Students must work individually on the exam.
A single-page cheat sheet and calculator are allowed; phones and computers are not permitted.
The test comprises 10 points, equating to 10% of the final grade.
For multiple-choice, fill in the bubble for the correct answer.
For numerical questions, write the final answer in the designated box.
Use the outside space for calculations and final sentence responses.
The questions pertain to a graph displaying the total fertility rate (TFR) and female labor force participation rate (LFPR) across 22 OECD countries.
TFR refers to the average number of children a woman has during her lifetime.
LFPR is the fraction of adult women employed or seeking employment.
Graph Type: Identify the type of graph.
Choices: Bar graph, line graph, histogram, pie chart, scatter plot.
Correlation in 1980: Determine the correlation between TFR and female LFPR in 1980.
Choices: -0.6, -0.4, 0, 0.4, 0.8.
β2000 Value: Assess the slope β2000 in the linear regression of TFR predicting LFPR.
Choices: β2000 < 0, β2000 = 0, β2000 > 0, not enough information.
Causality of β2000: Evaluate whether β2000 represents the exact causal effect of women’s labor force on fertility.
Choices: Yes, no, not enough information.
Questions ask about averages of children born to women in Uganda and education completion rates among women in Nigeria.
Average Children in Uganda: About the average number of children women have in Uganda.
Choices: 2.8, 4.5, 5.6, 6.4, 6.6.
Women in Nigeria: Percentage of women (ages 15-49) with no higher education in Nigeria.
Choices: 3%, 10%, 30%, 90%, 97%.
Main Takeaway: Assess the main conclusion related to education and number of children.

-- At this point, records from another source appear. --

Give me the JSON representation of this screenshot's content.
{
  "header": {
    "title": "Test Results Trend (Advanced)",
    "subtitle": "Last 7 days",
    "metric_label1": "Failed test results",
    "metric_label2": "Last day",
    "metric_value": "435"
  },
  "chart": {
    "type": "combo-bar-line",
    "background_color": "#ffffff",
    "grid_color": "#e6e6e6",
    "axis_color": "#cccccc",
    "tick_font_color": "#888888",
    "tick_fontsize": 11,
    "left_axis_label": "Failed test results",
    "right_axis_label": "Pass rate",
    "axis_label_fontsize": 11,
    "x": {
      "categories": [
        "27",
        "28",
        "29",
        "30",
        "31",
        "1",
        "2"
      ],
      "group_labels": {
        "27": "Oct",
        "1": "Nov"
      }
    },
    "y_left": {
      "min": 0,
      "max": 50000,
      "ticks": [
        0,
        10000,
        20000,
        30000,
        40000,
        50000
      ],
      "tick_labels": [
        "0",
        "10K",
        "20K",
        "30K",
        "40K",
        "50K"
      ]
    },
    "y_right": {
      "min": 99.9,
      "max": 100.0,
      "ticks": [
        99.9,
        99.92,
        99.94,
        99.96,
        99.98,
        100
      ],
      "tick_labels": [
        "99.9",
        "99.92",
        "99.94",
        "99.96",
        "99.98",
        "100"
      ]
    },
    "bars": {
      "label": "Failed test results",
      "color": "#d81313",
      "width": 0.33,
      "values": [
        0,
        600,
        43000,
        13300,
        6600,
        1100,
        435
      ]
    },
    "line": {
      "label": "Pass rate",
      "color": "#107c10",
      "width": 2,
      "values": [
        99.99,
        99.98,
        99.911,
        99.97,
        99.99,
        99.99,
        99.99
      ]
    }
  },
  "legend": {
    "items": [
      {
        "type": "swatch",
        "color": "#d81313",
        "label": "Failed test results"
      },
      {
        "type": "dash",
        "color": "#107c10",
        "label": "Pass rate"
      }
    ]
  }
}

Choices related to education and fertility correlation.
India's Absence: Reason for India's exclusion from the figure.
Several potential explanations related to geography, education, or analysis choices.
Questions require interpretation and analysis of figures concerning life expectancy and GDP/capita from the most populated countries.
Questions assess categorical variables, histogram drawing for life expectancy, mean calculation, properties of distributions, and correlation graph interpretation.
Analyzes correlation between mother's education and infant mortality based on data collected across 707 districts in India.
Scatter Plot Assessment: Describe the relationship based on the scatter plot.
Regression Coefficients: Determine values of β1 and β0 in the regression model.
Regression Equation: Write out the regression equation.
Interpret Slope: Explain the significance of the regression slope.
Prediction for 17 Years of Education: Calculate the predicted infant mortality rate for high educational attainment.
Prediction Analysis: Evaluate the sensibility of the prediction.
r2 Interpretation: Calculate and interpret r2 in the regression context, reflecting on how much variance in infant mortality can be explained by education.